I have a network issue that I can't solve, and in fact, I don't even know what the problem is.
The only way I became aware of it was through my graphing of our spam.
At one point in time, we got a lot of spam. I implemented blackhole list checking, and a lot of it went away. I wanted something tangible to show people, so I graphed the spam loss in MRTG. Here is today's graph.

Yesterday is a normal graph. Steadily grows toward midnight, and drops off the next day. No worries. Today's is a bit different.
At 12:00, on the dot, we started receiving much less spam. The graph grows slower, which indicates a much lower flow. I saw this, and it made me curious. Usually SE Asian botnets don't just "disappear", but if there is a large quake that knocks out the power, it's been known to happen. I checked, and there's nothing above a 5.8 in the last day, so that isn't causing the problem.
I got more curious, and decided to check the total number of connections to our mail server, thinking maybe it was broke.
I ran this command line, which prints the number of connections in the left hand column, and the time of day (the hour) in the right. Here's what I got for total number of connections per hour:
root@twohearted:/var/log# cat maillog | grep "Feb 9" | grep -v "9 0.:" | grep " connect" | awk '{print $3}' | awk -F: '{print $1}' | uniq -c
699 10
687 11
334 12
324 13
316 14
295 15
347 16
143 17
Alright, the number of mail connections get cut in half at noon. That's strange. I checked the number of spam catches we got:
root@twohearted:/var/log# cat maillog | grep "Feb 9" | grep -v "9 0.:" | grep "cbl.abuseat.org" | awk '{print $3}' | awk -F: '{print $1}' | uniq -c
188 10
210 11
40 12
57 13
30 14
36 15
58 16
51 17
I'm mystified. The percentage of mail that is spam is ually around 1/2, as you can see in the first table. After the cut, the number of spam messages is 1/4, which is exactly the opposite of what you would expect if half of your email is legitimate, and came from people leaving early on Friday.
I began to wonder if there was something wrong at a lower level, so I wanted to check our DNS server, thinking maybe the mail server is broken or slow or something.
This is a table showing the number of MX lookups per hour. If our mail server was the problem, then there would be no difference at noon:
41 05
465 06
526 07
496 08
498 09
494 10
522 11
111 12
81 13
66 14
65 15
78 16
24 17
1/5th the amount of MX requests after noon than before. Something much more serious is happening. I look at the number of requests total for the system.
root@smuttynose:/etc/tinydns/log/main# cat \@4000000045cc* current...
181 05
1863 06
2028 07
1968 08
1972 09
1866 10
1948 11
355 12
386 13
310 14
296 15
380 16
118 17
And at this, I'm speechless. At noon, we lost almost all of our NS requests.
Does anyone have any idea of what this might be?

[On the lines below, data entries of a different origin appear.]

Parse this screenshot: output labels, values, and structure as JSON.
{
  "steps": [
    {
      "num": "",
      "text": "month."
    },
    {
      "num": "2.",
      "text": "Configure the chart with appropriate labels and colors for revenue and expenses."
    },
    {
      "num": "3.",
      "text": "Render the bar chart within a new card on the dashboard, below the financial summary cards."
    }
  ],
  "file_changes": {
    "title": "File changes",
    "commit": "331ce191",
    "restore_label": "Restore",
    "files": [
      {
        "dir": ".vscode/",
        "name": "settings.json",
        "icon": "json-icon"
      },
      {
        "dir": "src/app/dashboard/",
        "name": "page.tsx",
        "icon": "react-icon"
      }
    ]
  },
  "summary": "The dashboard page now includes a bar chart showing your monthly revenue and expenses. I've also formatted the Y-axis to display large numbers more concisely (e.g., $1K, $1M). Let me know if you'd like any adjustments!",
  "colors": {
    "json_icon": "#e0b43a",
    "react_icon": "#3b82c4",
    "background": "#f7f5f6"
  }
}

February 10 2007, 02:03:57 UTC 5 years ago
February 10 2007, 03:33:39 UTC 5 years ago
:-) I'm right there with you.
February 10 2007, 03:08:04 UTC 5 years ago
Sunspots.
February 10 2007, 03:34:13 UTC 5 years ago
February 11 2007, 04:50:58 UTC 5 years ago
February 11 2007, 14:40:07 UTC 5 years ago
February 11 2007, 21:14:05 UTC 5 years ago
Anonymous
February 14 2007, 04:36:48 UTC 5 years ago
Issue
I spoke with you the other day about this. Here is what the responses were of my more mail server sensitive friends were:"Could be a server problem, not just a mailserver problem. Has he looked at the uptime on the server itself? What about other system logs? Do other parts of the system reflect the dip? Have any of the interfaces been reset? Can he look at the packet I/O over time? Could be the mailserver or NS software was sighupped. Did his upstream provider do any re-routing?
On this last point, our old ISP once did a routing change that effectively disabled our internet access. It took them a day or so to realize that no, the line wasn't down, they had just accidentally ( Evil or Very Mad ) dead ended us in a routing table."
and
"Questions:
Are his DNS and MX's on the same subnet?
Are his primary & secondary DNS on different subnets?
Are other systems on the same subnets as above, or on a separate segment?
Is onward/upstream connectivity for this/these other segment(s) affected at all?
More to the point, could he actually provide some detail to the problem, or should we just guess what's in his logs? A hint of what OS and equipment is having problems might be useful too.. y'know, just as thought.
FWIW, on the basis of sac-all squared info, it doesn't feel like a problem with the machines, rather more "something upstream".."
That's about all I have for you. Sorry I couldn't help out more with your problem.
Anonymous
February 14 2007, 04:39:29 UTC 5 years ago
Re: Issue
Forgive the first sentence, it should say, "I spoke with you the other day about this issue. Here are the responses of some people that work more frequently with mail servers."I need sleep.